Now, I can’t summarize or reproduce his argument here, in full, but I did want to highlight a few exegetical nuggets on along these lines.
First, there’s the rather curious line about the way going to eat Temple meat and wounding your brother’s conscience is a “sin against Christ” (8:12). At first, it seems like the point is that by sinning against your brother, you’re sinning against Christ, because you’re sinning against the body of Christ. But Tilling points out (among a number of other things), that if that’s what Paul meant, he could have said so explicitly as he does elsewhere (1 Corinthians 10:9, 22). Instead, it seems appropriate the read the relationship more directly as an example of Paul treating Christ as God. Much as David confesses that his sin with Bathsheba against Uriah is directly against God (Ps. 51), Paul’s “simple and natural reflex” was to see this sin against a brother as directly against Christ (94).

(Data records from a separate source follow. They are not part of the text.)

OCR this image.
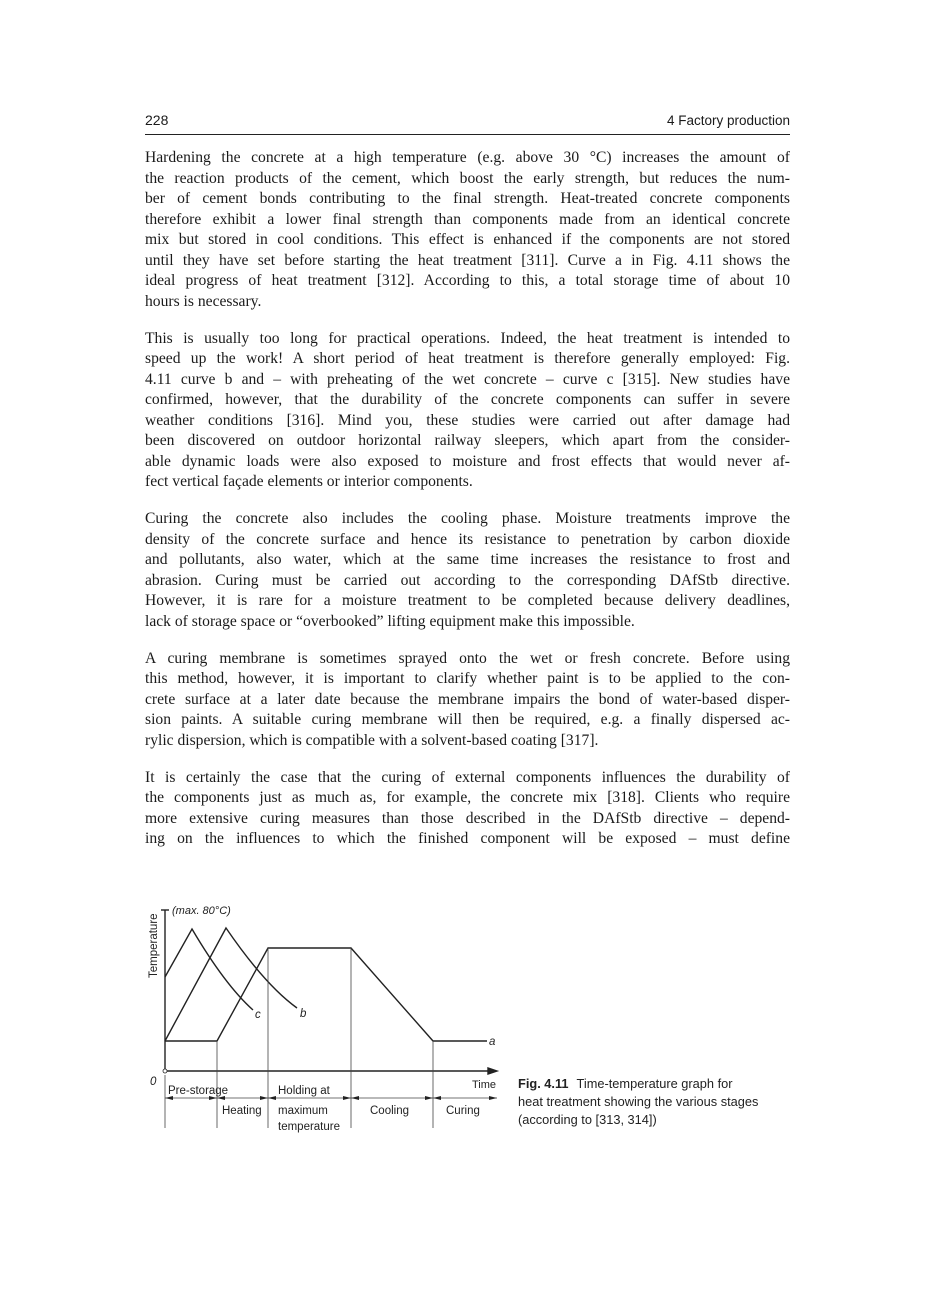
228	4 Factory production

Hardening the concrete at a high temperature (e.g. above 30 °C) increases the amount of
the reaction products of the cement, which boost the early strength, but reduces the num-
ber of cement bonds contributing to the final strength. Heat-treated concrete components
therefore exhibit a lower final strength than components made from an identical concrete
mix but stored in cool conditions. This effect is enhanced if the components are not stored
until they have set before starting the heat treatment [311]. Curve a in Fig. 4.11 shows the
ideal progress of heat treatment [312]. According to this, a total storage time of about 10
hours is necessary.

This is usually too long for practical operations. Indeed, the heat treatment is intended to
speed up the work! A short period of heat treatment is therefore generally employed: Fig.
4.11 curve b and – with preheating of the wet concrete – curve c [315]. New studies have
confirmed, however, that the durability of the concrete components can suffer in severe
weather conditions [316]. Mind you, these studies were carried out after damage had
been discovered on outdoor horizontal railway sleepers, which apart from the consider-
able dynamic loads were also exposed to moisture and frost effects that would never af-
fect vertical façade elements or interior components.

Curing the concrete also includes the cooling phase. Moisture treatments improve the
density of the concrete surface and hence its resistance to penetration by carbon dioxide
and pollutants, also water, which at the same time increases the resistance to frost and
abrasion. Curing must be carried out according to the corresponding DAfStb directive.
However, it is rare for a moisture treatment to be completed because delivery deadlines,
lack of storage space or “overbooked” lifting equipment make this impossible.

A curing membrane is sometimes sprayed onto the wet or fresh concrete. Before using
this method, however, it is important to clarify whether paint is to be applied to the con-
crete surface at a later date because the membrane impairs the bond of water-based disper-
sion paints. A suitable curing membrane will then be required, e.g. a finally dispersed ac-
rylic dispersion, which is compatible with a solvent-based coating [317].

It is certainly the case that the curing of external components influences the durability of
the components just as much as, for example, the concrete mix [318]. Clients who require
more extensive curing measures than those described in the DAfStb directive – depend-
ing on the influences to which the finished component will be exposed – must define

Temperature
(max. 80°C)
0	Time
a
b
c
Pre-storage
Heating
Holding at
maximum
temperature
Cooling	Curing
Fig. 4.11 Time-temperature graph for
heat treatment showing the various stages
(according to [313, 314])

Jumping ahead to chapter 10, in his warning against idolatry, Paul cites a gnarly string of Old Testament narratives where YHWH judges the Israelites, ‘our ancestors’ in the faith (10:1-5), for various sins such as idolatry, sexual immorality, grumbling, testing the Lord, etc (10:6-10). What’s fascinating about these texts where Paul says, “we must not sorely test Christ, as some of them did” (10:9), is that here, “Paul…associates the relation between Israel and YHWH in the Pentateuchal narratives with the relation between the risen Lord and believers in Corinth” (96).

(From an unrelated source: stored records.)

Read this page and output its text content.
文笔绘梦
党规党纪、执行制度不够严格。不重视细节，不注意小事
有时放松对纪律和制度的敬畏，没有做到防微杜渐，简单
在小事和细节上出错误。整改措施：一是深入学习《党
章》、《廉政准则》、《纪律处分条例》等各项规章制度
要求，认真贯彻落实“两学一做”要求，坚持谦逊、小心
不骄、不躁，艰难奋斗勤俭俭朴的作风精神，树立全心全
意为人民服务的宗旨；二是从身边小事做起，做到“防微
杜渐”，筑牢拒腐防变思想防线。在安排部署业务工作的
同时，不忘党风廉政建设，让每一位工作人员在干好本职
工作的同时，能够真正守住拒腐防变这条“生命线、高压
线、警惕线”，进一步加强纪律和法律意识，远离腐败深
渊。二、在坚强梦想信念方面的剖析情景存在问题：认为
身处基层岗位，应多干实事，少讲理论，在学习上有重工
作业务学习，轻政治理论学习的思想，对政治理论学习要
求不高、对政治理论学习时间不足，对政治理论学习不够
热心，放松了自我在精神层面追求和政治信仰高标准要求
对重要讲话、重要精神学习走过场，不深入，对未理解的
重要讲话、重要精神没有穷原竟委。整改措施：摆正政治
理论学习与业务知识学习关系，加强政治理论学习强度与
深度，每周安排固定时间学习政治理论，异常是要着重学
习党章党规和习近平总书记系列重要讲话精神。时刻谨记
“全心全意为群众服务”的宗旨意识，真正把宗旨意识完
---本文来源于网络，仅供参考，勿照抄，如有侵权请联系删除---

Continuing on, the same relation can be seen in Paul’s warnings about drinking from the cup of Christ and the cup of demons (10:14-22). In these verses, Paul is explicitly identifying eating meat in the pagan temples with idolatry and urging them to stay away from it (10:14). Why? Because even if there is no real “god” behind it, these meals are still communion meals, acts of “participation.” It’s an act of devotion that in the Old Testament was reserved for the Israelite and YHWH in the feasts and Temple cult. And yet, here we have Paul speaking not of the cup of “God”, but instead warning:
You cannot drink the cup of the Lord and the cup of demons. You cannot partake of the table of the Lord and the table of demons. (1 Corinthians 10:21)

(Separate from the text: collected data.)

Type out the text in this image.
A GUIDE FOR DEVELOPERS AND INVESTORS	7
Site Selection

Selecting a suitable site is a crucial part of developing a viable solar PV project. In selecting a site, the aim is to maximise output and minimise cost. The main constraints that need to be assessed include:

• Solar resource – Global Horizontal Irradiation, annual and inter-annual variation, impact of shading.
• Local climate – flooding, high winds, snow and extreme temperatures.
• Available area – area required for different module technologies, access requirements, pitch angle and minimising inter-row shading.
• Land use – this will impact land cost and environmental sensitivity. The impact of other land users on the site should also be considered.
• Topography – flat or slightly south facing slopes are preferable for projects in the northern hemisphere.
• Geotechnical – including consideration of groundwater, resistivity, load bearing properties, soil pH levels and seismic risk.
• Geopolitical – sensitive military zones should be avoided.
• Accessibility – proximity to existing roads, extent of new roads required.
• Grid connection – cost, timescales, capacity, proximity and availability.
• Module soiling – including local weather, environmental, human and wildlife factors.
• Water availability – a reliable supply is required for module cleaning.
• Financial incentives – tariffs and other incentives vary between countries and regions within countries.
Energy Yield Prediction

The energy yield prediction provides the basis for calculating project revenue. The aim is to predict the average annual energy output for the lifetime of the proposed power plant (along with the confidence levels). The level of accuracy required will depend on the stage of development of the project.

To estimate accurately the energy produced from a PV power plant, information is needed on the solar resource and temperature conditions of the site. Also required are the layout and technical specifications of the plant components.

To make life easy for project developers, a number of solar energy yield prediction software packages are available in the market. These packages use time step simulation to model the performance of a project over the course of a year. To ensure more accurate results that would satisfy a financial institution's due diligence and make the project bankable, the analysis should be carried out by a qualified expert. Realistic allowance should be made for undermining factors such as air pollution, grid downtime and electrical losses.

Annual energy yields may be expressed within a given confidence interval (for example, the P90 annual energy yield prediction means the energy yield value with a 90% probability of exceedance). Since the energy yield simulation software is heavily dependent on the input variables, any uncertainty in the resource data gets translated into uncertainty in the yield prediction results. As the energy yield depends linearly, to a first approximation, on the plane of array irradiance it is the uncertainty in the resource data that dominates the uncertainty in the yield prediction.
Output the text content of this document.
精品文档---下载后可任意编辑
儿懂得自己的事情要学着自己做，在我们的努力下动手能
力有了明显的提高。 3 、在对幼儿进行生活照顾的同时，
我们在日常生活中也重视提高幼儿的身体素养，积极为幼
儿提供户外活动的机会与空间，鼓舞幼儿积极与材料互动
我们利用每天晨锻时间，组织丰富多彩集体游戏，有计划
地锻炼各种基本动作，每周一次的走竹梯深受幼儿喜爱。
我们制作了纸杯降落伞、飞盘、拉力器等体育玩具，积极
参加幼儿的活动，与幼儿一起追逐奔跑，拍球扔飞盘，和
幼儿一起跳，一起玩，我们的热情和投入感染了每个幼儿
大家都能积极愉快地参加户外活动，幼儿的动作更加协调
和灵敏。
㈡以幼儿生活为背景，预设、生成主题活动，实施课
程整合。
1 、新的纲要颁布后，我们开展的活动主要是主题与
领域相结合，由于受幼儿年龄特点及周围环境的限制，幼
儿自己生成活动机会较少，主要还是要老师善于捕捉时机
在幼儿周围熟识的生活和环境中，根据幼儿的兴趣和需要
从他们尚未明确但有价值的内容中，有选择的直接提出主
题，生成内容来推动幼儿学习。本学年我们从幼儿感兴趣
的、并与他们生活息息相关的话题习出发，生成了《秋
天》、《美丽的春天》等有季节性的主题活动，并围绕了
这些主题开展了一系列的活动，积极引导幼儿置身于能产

Just as the Israelites were not supposed to provoke God by worshipping other gods, Christians should not “provoke the Lord to jealousy” (10:22), by trying to have it both ways. “Koinonia with respect to Christ…becomes the expression of covenant loyalty, of monotheistic loyalty without idolatry” (100).
Again, I’ve barely scratched the surface of Tilling’s argument (I’m only halfway through the book), but as the kids say, “what has been seen cannot be unseen.” Indeed, once you get a grip on Tilling’s basic argument, it becomes rather intuitive to begin to see it all over the place in Paul. And it seems that’s rather the point. Paul’s divine Christology is not only an affair of key, isolated proof-texts (as helpful as some of those are), but rather form the warp and woof of his whole thought.